The Grave Maurice

March 28, 2008 - The Grave Maurice (Martha Grimes). This entry in the author's Richard Jury series is gray and gloomy with nary a happy ending in sight. It's also utterly absorbing. On my third attempt at reading it, I read it in eight days (which is good for me). Why I couldn't finish it the first two times, I don't recall.

The book begins with Superintendent Richard Jury of Scotland Yard in hospital, recovering after being shot. To occupy his time, he ponders the disappearance of his surgeon's teenage daughter, Nell Ryder. Of course, with Jury laid up, he'll need his titled friend, Melrose Plant, to be his eyes and ears.

Plant poses as a horse buyer and heads to Ryder Farms, near Cambridge. He arrives while police are there. It seems a woman has been found dead on the training track. A day or two later, Melrose realizes that he's seen her before at The Grave Maurice, a pub in London, and that the woman was talking about the Ryder family. She turns out to be the second wife of the dearly departed jockey Danny Ryder, son of the farm's owner, Arthur Ryder.

At the heart of the story is Arthur's granddaughter, Nell. She was 15 when she vanished almost two years previously (the story is set in the early months of 1996). The family has no idea what happened to her or why. We learn that she was taken by someone who also took Aqueduct, one of Ryder Farms' prize studs. Nell and Aqueduct have ended up at a place only a few miles away where mares are kept pregnant so their urine can be used for a drug something like Premarin. Nell has endured her captivity (including rape) in order to free some of the horses.
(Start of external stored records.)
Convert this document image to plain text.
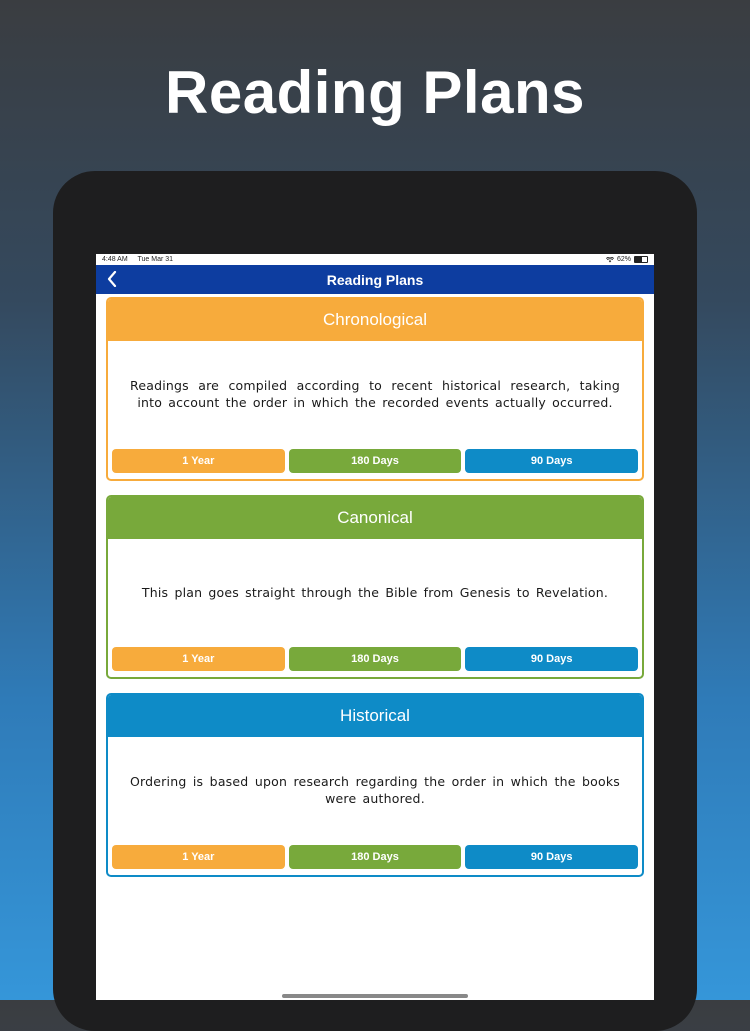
Reading Plans
4:48 AM Tue Mar 31	62%
Reading Plans
Chronological
Readings are compiled according to recent historical research, taking into account the order in which the recorded events actually occurred.
1 Year	180 Days	90 Days
Canonical
This plan goes straight through the Bible from Genesis to Revelation.
1 Year	180 Days	90 Days
Historical
Ordering is based upon research regarding the order in which the books were authored.
1 Year	180 Days	90 Days
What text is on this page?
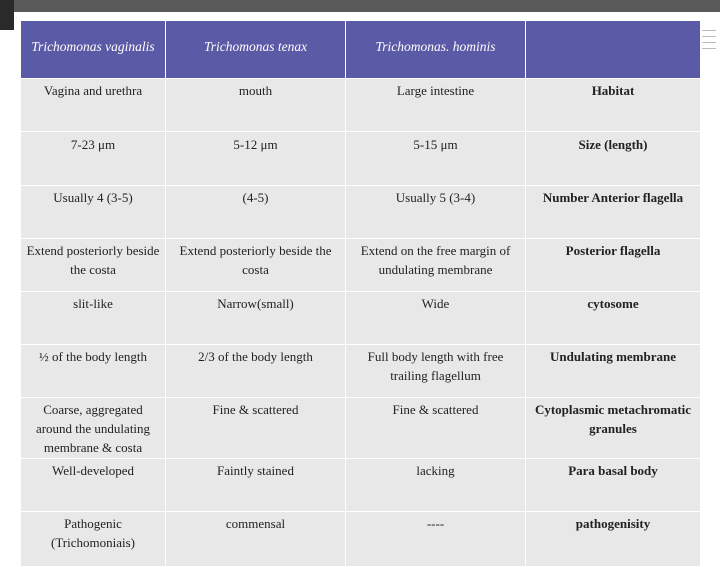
Trichomonas vaginalis	Trichomonas tenax	Trichomonas. hominis	
Vagina and urethra	mouth	Large intestine	Habitat
7-23 μm	5-12 μm	5-15 μm	Size (length)
Usually 4 (3-5)	(4-5)	Usually 5 (3-4)	Number Anterior flagella
Extend posteriorly beside the costa	Extend posteriorly beside the costa	Extend on the free margin of undulating membrane	Posterior flagella
slit-like	Narrow(small)	Wide	cytosome
½ of the body length	2/3 of the body length	Full body length with free trailing flagellum	Undulating membrane
Coarse, aggregated around the undulating membrane & costa	Fine & scattered	Fine & scattered	Cytoplasmic metachromatic granules
Well-developed	Faintly stained	lacking	Para basal body
Pathogenic (Trichomoniais)	commensal	----	pathogenisity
She works out a way to take a few mares to the safety of her family's unused barn. Eventually, she resurfaces and goes to her stepbrother, Vernon Rice, for help in rescuing the other horses.

Jury is finally released from the hospital to continue his convalescence at home. But, rather than rest, he follows the unofficial investigation from London to Cambridgeshire to Wales to the friendly confines of The Jack and Hammer in Long Piddleton, where Plant lives. The key question is who did the people who took Nell and Aqueduct really want? The girl? Or the horse? Answering that question gives Jury the clue he needs to unravel the whole sordid tale.

The book has an overall air of gloom due in part to the fact that it takes place in the dead of winter. With the exception of the reappearance of Nell, there's not much to be happy about here. And, Jury's usual melancholy is only heightened by his brush with death. Still, for the reader, it's comforting and a pleasure to be among friends once again.